2013-02-18 796 words 4 minutes

Contents

Continuing from my introductory post to mimeo, I’ll now discuss one of the methods that’s more unique to this replication tool.

If a table happens to have a timestamp column that is set on every insert or update of a row, the incremental replication methods can be used. This simply uses that column to track where in the replication process it left off each time it is run. There’s one for insert-only tables and another that can handle if that column is also set on every row update. While the insert-only one requires no primary/unique key, the updater one does. This method does not replicate any row deletions.

This means that, just like the snapshot method, only select privileges and no triggers are required on the source table. This method is ideal for insert-only, high-transaction tables such as one tracking hits on a website. Adding a trigger to track the changes to such a table for replication could place a lot of extra load of your front-end production systems.

Since this method was introduced in our environment, we’ve had to deal with several edge cases.

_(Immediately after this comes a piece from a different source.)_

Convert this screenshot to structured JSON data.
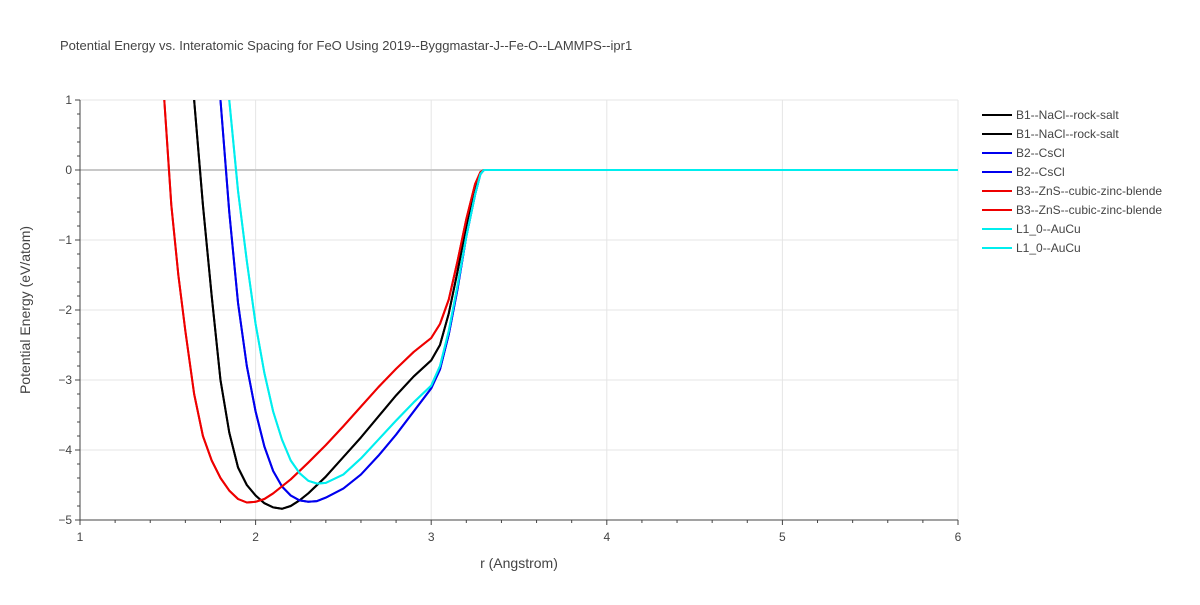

One of the first was when the rows were just grabbed by getting everything larger than the last recorded timestamp. This runs into issues when the source table hasn’t stopped inserting rows for its latest timestamp value. Since that value is used for the next batch’s lower boundary and it thinks it has all rows matching that timestamp, it may miss some the next batch. So a boundary interval was introduced. This sets the batch’s upper limit to be less than a given interval. For example, say the last recorded timestamp on the destination was 2013-02-18 12:30:00 and mimeo runs the same day at 13:30:00. With a 10 minute upper boundary (mimeo’s default), this would get all rows with values > 2013-02-18 12:30:00 and < 2013-02-18 13:20:00. If rows are constantly being inserted, this does mean the destination is always 10 minutes behind. But it also ensures that no rows are ever missed. The boundary interval is required to enforce data integrity, but it is also configurable on a per table basis.

Another issue along the same lines has to do with when a limit is set on how many rows are pulled each batch. If the maximum number of rows in a batch is pulled, the upper boundary could be cut off in the middle of any timestamp value, not just the latest values being inserted. This is handled by always removing the highest value from the batch when the maximum number is pulled, delaying it to being pulled the next run. Bigger issues occur when the batch contains timestamp values that are all the same. There is no way to ensure a consistent pull of data from the source in this case. So if this issue is encountered, mimeo just cancels that batch entirely. To fix it, you must either remove the batch limit or set it to a high enough value that it can pull data with at least two different timestamp values. The internal logging & monitoring system (pg_jobmon) sets off a critical alert if this occurs so you will know if it happens. Before v0.10.0 a batch limit was always used, so this was a bigger concern then. Since that version, they are no longer turned on by default, but I left the option available. So if you use that option, just be aware of these limitations.

And lastly, probably be biggest cause of issues with time-based replication is daylight savings. When time changes, you chance losing data on your destination table, especially when setting the clock back since it thinks it already got that data. Now is a good time to mention that if you can run your databases on a system that uses UTC/GMT time, you can make a lot of time-based issues with storing data go away. But if that’s not possible, and you want to use this replication method, there are some configuration options available. When you set up incremental replication using mimeo’s maker functions, it checks to see what timezone the database is running in. If you’re in UTC/GMT, you’ve got nothing to worry about. If you’re not, mimeo sets a flag to turn off replication around the time change. I haven’t found any better (ie, less outrageously complex) solutions to this other than just completely stopping replication for that time period. By default it turns off replication between 12:30am and 02:30am. If you need to narrow down or change that time period, the start & end times are configurable.

So at first, basing replication on a timestamp seems like it wouldn’t be too complex an issue. But as always, things are never as simple as they may seem to be.